In an unusual turn of events, the European Union, led by Germany has determined to sanction Russia over unconfirmed suspicions of misconduct in mid October, 2020. The EU, guided by what has been termed a Franco-German plan, issued sanctions against the Kremlin for the suspected poisoning death of Moscow detractor, Alexei Navalny. The stunning move comes on the heals of weeks and months of tensions between Russia and the EU over the Kremlin’s growing influence in Eastern Europe, the Mideast and elsewhere and the EUs waning power, economically, regionally and worldwide.
In 2019, the weakening Union was dealt a heavy blow when the United Kingdom severed ties after lengthy negotiations termed, Brexit. More recently, the EU which is plagued with malignant debt, rising pandemic numbers and growing international skepticism lashed out at Britain, by levying legal action for an internal market bill they say violates international law. The greater question is whether the EU was actually a viable force or rather it was relying on the UK to legitimize it.
Undoubtedly both the EU and Britain will want support from an increasingly isolationist America. It is unclear which one will garner Washington’s support as the EU’s international ambitions could serve as an albatross for the USA, spreading Washington’s resources very thin. The pandemic has only exacerbated and (in some cases) accelerated the problem.
China continues to mount impressive gains, despite the pandemic and the US’s best efforts. Now it appears India may become the newest titan to rival the US for the second largest economy in the world. India, unlike the US, has not only the manpower to become a superpower, but it has invested heavily and evenly into its tech sector talent and cleverly diversified its international sectors.

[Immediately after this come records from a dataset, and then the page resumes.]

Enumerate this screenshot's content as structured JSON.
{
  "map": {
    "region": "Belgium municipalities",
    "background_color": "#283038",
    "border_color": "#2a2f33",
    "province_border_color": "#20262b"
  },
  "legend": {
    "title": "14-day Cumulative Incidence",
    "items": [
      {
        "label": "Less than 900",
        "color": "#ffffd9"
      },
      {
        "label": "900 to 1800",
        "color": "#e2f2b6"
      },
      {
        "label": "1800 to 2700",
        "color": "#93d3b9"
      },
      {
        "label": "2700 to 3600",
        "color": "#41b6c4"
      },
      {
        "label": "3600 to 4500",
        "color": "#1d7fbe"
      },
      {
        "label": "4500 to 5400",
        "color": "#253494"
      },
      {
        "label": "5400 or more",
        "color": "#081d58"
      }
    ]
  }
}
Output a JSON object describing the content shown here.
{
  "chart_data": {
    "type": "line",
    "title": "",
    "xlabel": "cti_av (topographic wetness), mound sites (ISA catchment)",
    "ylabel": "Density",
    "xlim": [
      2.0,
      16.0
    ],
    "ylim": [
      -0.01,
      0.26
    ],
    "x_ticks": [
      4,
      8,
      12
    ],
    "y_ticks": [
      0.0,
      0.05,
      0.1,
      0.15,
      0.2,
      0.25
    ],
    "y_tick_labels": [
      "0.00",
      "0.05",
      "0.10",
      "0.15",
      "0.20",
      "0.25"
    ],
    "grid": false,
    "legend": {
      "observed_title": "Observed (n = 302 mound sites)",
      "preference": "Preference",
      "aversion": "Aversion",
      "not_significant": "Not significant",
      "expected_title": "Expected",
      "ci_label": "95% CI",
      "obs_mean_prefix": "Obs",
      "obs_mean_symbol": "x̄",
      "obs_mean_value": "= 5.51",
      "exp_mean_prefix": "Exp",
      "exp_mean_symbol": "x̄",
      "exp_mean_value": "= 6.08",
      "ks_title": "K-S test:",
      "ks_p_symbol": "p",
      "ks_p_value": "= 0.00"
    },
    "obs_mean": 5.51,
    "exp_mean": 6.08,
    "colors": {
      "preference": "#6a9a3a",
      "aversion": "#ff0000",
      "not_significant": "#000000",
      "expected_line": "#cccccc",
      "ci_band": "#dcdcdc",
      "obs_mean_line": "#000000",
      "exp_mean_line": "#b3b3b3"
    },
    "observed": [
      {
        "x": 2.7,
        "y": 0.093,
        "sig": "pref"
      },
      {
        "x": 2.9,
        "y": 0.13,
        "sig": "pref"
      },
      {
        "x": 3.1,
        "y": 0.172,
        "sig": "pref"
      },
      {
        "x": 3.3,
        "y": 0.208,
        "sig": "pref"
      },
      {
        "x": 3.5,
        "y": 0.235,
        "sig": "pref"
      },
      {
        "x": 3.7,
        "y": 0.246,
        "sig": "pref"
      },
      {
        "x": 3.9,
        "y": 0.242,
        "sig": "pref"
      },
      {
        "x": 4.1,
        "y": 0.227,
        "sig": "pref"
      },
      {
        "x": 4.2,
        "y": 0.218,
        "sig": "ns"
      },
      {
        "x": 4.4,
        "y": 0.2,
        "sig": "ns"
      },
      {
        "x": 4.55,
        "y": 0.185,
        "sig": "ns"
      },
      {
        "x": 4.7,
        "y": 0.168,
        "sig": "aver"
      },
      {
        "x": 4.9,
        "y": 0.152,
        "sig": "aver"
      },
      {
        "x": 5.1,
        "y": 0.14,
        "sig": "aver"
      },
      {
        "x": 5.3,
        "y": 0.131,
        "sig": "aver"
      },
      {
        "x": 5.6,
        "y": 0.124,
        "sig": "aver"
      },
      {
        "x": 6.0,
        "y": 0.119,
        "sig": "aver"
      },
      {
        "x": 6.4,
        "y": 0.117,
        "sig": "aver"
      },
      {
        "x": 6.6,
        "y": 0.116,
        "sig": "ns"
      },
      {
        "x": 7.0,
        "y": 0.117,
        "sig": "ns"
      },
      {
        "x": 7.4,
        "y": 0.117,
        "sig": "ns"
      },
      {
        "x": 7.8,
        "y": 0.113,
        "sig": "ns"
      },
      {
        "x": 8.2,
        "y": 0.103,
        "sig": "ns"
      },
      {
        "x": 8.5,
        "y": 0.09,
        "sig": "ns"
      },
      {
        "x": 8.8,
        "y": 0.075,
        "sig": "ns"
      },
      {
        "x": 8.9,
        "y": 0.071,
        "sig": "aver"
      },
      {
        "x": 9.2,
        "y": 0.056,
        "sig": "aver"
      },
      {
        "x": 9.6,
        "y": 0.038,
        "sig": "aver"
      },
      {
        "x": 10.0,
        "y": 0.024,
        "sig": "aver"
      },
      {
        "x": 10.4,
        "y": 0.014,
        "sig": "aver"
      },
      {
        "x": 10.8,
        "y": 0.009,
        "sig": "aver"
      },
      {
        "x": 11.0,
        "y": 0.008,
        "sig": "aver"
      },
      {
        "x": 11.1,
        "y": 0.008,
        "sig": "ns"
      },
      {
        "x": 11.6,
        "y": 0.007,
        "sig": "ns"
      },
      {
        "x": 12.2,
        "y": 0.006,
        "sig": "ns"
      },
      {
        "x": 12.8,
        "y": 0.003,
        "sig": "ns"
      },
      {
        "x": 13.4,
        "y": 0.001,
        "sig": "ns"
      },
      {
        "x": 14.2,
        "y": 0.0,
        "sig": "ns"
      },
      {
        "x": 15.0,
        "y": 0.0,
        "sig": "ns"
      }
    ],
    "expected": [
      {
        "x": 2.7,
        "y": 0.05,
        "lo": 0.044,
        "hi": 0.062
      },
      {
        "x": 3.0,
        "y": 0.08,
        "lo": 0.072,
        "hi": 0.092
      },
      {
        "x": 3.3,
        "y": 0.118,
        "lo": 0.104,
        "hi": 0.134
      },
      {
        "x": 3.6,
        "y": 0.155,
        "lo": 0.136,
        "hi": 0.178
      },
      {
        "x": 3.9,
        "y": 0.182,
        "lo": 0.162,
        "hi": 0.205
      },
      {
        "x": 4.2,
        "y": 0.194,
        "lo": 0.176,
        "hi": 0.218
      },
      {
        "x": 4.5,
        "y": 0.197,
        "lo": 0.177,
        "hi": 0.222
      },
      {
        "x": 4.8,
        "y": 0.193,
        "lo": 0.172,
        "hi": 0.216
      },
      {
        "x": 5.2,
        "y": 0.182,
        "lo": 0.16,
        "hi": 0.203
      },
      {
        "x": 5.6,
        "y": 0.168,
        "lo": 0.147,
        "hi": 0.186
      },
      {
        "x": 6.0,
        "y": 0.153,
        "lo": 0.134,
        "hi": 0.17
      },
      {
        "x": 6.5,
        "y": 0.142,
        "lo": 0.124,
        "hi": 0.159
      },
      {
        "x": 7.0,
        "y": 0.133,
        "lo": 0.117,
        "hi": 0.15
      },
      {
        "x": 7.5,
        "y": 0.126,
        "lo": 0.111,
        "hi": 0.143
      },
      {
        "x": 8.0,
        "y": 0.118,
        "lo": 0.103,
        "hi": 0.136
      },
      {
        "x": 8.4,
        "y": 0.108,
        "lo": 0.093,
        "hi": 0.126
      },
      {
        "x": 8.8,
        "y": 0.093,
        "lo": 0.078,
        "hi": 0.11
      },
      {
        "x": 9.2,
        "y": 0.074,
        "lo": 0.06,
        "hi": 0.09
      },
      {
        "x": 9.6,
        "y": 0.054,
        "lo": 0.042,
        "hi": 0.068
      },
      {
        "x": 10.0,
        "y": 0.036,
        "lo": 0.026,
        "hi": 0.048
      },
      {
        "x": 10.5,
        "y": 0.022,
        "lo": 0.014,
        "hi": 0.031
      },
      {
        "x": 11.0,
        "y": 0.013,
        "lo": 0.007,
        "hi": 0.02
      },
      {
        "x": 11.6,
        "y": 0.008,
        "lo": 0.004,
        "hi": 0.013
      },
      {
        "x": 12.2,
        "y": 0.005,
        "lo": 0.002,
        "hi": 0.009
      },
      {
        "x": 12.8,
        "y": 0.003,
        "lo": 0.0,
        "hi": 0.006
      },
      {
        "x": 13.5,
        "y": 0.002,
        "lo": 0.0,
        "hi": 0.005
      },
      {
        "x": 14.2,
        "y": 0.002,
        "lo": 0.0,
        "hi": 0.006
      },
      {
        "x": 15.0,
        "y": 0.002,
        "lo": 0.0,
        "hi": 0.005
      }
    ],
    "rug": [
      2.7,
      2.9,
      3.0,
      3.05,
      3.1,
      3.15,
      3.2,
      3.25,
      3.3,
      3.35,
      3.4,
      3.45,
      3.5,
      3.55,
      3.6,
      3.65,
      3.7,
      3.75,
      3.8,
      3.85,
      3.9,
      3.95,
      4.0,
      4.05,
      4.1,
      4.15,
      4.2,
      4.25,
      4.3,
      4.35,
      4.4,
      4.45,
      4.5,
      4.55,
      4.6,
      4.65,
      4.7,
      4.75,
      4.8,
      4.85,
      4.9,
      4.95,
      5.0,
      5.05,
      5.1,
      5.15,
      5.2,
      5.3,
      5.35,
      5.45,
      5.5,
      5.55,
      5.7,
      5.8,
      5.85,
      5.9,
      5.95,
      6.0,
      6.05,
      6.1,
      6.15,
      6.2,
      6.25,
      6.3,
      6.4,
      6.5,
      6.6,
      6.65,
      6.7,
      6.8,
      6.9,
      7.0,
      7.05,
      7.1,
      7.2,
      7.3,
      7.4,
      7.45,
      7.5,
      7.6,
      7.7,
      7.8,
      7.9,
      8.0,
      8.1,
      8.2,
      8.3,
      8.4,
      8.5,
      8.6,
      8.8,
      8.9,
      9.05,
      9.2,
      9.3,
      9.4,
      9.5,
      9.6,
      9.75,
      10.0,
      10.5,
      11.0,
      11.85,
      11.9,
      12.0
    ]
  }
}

However, America’s contingencies may likely take a back seat to the EU’s drive to survive. The EU doesn’t have time to babysit America’s decadence issues brought on by years of internal, economic and international neglect. Still the West is positioning itself against the East through direct and indirect confrontations. Eastern European nations that were once happy to join the EU, now find cause to reevaluate as new energy resources materialize and Eastern alliances look more substantive and lucrative. A new unlikely hegemony seems to be rearing its head in the Balkans and the meditereanen. Whoever wins primacy in this contest may alter the world order in ways we did not anticipate.